Considérée comme l'écrivaine la plus importante du XIXe siècle en Espagne, importatrice du naturalisme dans son pays, auteure de très nombreuses oeuvres,
Emilia Pardo Bazán reste peu connue et peu traduite en France. J'ai donc saisi avec beaucoup de curiosité l'occasion de lire un de ses livres, un petit volumes comprenant trois de ses nouvelles dans une édition bilingue.
Dans L'Héritière de Bouzas, la première nouvelle, nous suivons une jeune noble campagnarde, force de la nature, prête à défendre ce qu'elle pense lui appartenir, et à châtier ceux ou celles qui voudraient le lui disputer.
Dans La sainte de Karmar, une toute jeune fille malade est amenée chez une femme réputée sainte, pour une guérison éventuelle, comme dernier espoir.
Enfin, dans la dernière nouvelle, Un éventreur d'autrefois, un pharmacien très à la pointe de la science, mais solitaire et ayant des habitudes de vie très éloignées de celles de la société arriérée dans laquelle il vit, est perçu comme une sorte de dangereux et efficace magicien, utilisant des remèdes interdits, au point où certains sont prêts à lui offrir des ingrédients criminels pour gagner de l'argent.
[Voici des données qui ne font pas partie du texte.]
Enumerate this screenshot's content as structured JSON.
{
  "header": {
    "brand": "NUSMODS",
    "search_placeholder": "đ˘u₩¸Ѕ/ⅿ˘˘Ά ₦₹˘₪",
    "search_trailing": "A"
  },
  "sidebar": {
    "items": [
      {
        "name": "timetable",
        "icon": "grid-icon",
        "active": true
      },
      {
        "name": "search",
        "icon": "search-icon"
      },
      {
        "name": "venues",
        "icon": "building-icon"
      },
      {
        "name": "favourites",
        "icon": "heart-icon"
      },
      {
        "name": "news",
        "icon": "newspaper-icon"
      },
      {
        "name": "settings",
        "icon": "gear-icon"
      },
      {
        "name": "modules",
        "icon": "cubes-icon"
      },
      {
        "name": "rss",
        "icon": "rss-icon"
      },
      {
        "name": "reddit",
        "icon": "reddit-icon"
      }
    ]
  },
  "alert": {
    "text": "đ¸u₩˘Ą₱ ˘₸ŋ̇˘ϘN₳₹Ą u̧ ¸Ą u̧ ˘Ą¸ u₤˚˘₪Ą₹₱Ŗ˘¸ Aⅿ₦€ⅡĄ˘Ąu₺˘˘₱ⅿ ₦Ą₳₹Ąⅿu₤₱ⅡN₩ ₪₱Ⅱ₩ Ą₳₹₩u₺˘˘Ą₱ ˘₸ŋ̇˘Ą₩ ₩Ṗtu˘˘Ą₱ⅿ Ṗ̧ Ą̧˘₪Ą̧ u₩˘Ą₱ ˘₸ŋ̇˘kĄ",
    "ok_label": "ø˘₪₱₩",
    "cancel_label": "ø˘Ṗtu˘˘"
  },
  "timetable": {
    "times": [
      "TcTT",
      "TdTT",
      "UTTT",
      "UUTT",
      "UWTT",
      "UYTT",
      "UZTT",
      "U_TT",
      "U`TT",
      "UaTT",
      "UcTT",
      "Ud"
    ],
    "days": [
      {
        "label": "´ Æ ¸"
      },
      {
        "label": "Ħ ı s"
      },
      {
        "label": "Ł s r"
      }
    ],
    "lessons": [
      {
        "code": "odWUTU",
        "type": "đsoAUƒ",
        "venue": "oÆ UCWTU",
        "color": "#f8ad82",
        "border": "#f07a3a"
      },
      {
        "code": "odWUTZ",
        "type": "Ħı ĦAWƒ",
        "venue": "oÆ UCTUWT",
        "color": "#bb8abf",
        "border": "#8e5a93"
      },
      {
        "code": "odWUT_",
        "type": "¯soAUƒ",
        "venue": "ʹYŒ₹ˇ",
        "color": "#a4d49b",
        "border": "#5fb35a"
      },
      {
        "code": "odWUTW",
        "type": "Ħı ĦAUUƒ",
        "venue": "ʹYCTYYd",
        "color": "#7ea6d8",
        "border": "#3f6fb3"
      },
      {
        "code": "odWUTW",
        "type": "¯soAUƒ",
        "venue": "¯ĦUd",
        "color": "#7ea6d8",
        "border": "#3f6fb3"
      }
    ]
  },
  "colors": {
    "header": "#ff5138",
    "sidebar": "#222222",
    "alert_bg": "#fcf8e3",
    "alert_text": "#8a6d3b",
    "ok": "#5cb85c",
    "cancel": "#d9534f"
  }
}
C'est incontestablement très bien écrit et très prenant.
Emilia Pardo Bazán a le don de camper des personnages, un milieu, narrer une histoire, maintenir l'incertitude, jusqu'à la chute, toujours très efficace. Nous sommes dans des descriptions très précises, cruelles, qui n'embellissent pas, qui vont chercher le moins présentable. En même temps, le réalisme affiché, est malgré tout mâtiné d'une sorte de surnaturel, de quelque chose qui échappe aux lois de la science. le XIXe siècle cohabite avec quelque chose d'ancestral, de primitif, qui n'a pas dit son dernier mot, et la rationalité est démentie, n'a pas chassé les instincts, l'imaginaire, la croyance, la magie. Cela donne des récits chatoyants, jouant sur plusieurs registres.
C'est incontestablement de la belle littérature, je serais curieuse de voir ce que cela donne sur la longueur, dans un roman. A condition d'arriver à trouver, car vraiment peu d'oeuvres sont disponibles.